Like Postable, Culture Greetings will print and mail the card for you. Unlike Postable, this one’s a Black-owned business featuring cards with Black people and diverse themes. You can further personalize them by adding your own images or by choosing a scriptlike font that will look like you actually signed it. You’ll also have the opportunity to include a gift card from places like Amazon, Target, and Starbucks.
If you’re in search of a religious greeting card, Christian company DaySpring has you covered. It offers e-cards for a variety of occasions, from birthdays to anniversaries to sweet “thankful for you” type of cards. The cards don’t offer any further customization, but they are all free. You can either download the card or send it via email along with a thoughtful message.
For a monthly membership fee of $5, you’ll get access to all of American Greetings e-cards and printable cards. You can slot in someone’s name to personalize many of the cards — even the video ones featuring celebrities like Shaquille O’Neal, Dolly Parton, and Smokey Robinson. The vibe is similar to that of the brand’s physical cards, so there are plenty of funny, colorful, and kitschy cards to choose from.
Hallmark has an entire site dedicated to e-cards, and, like American Greetings’ offerings, all of these cards are animated. With a $5 monthly subscription, you can send an unlimited number of cards. When customizing your message, be sure to click the “Make It Handwritten” button to pick a font that looks closest to your own penmanship for a personalized touch.
U.K.-based illustrator Jacquie Lawson launched her e-card business with five designs back in 2002, and now she and her team offer an entire collection of cards for all occasions. For $20, you can send an unlimited number of cards each year. Many of the cards are animated, and some even include original music. Like many of these services, you can also attach a gift card for your recipient.

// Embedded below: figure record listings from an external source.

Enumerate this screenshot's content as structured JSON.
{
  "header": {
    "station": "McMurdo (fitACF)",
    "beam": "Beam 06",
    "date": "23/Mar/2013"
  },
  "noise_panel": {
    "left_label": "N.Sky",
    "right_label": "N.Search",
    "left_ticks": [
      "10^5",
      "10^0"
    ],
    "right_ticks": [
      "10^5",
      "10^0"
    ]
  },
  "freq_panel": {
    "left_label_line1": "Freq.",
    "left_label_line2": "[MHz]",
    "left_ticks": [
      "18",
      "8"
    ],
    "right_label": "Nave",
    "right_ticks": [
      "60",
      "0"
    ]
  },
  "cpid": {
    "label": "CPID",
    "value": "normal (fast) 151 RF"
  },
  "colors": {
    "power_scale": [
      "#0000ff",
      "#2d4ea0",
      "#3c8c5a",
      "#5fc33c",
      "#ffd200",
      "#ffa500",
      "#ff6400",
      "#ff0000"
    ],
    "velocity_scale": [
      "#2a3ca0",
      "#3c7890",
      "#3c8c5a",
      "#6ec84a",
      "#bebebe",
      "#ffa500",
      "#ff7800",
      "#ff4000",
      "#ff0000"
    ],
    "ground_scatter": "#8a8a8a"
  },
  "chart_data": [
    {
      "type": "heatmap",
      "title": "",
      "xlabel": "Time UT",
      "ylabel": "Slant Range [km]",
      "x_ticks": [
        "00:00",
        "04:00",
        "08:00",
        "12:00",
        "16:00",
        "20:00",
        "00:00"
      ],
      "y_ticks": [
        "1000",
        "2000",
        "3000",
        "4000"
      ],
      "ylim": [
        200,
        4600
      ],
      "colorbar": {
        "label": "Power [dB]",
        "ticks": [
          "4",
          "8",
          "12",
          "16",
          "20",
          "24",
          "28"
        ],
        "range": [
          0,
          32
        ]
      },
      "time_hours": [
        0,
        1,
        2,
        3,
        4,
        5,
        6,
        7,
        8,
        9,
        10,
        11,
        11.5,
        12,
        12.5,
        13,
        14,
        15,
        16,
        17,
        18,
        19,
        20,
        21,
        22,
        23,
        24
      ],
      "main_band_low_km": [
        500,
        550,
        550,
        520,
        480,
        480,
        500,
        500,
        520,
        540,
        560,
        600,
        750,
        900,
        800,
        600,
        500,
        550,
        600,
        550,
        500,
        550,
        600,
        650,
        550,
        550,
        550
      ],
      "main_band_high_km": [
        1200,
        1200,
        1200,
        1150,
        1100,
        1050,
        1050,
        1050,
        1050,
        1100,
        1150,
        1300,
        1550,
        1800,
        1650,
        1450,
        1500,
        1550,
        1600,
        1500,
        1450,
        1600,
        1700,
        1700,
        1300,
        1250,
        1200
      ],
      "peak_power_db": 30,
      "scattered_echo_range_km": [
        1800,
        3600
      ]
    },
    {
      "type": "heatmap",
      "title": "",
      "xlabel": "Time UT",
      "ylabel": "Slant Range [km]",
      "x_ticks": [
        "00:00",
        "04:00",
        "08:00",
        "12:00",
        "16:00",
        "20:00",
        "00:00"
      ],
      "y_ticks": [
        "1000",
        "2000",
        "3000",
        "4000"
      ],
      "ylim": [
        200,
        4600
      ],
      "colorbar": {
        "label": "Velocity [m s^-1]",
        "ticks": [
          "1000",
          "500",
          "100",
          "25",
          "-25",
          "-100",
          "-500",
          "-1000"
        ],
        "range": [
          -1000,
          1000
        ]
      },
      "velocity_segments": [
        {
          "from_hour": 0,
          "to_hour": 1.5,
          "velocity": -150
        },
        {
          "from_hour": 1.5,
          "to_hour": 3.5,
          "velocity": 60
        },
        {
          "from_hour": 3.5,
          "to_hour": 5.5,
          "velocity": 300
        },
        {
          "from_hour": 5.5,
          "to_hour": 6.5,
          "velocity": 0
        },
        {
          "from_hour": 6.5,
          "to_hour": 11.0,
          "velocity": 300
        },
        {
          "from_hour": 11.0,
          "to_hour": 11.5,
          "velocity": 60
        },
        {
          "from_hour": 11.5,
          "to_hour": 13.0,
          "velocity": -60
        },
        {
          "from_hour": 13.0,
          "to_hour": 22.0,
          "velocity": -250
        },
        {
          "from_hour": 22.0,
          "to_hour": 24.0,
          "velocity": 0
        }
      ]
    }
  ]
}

GroupGreeting launched back in 2009, but the concept feels tailor-made for a pandemic. The company has digitalized the experience of passing around a card at the office. Once you select a card, you can electronically send it to an unlimited number of people to sign and then it’s sent directly to the recipient’s email on a date and time of your choice. Cards are $5, but there are annual plans available, bringing down the price per card. Beyond offices, this is also ideal for long-distance friendships and coast-to-coast families.
This free e-card service allows you to send your thoughtful notes via email or Facebook. You can customize the designs to include an image on the inside or back of the card, and you can also add a personalized message. If you’re interested in having multiple people sign your card, like GroupGreetings, Open Me gives you the option to electronically pass around the card to be signed before it’s sent to the recipient.
Tribute is less of a card and more of a virtual gift, but the sentiment is similar. As with GroupGreeting, which allows people anywhere to sign the same card, Tribute helps you collect video messages from family and friends near and far and compiles it into a video. One person is in charge of sending around a link so people can upload their clips. Then you can edit the video yourself or pay extra for the folks at Tribute to help out.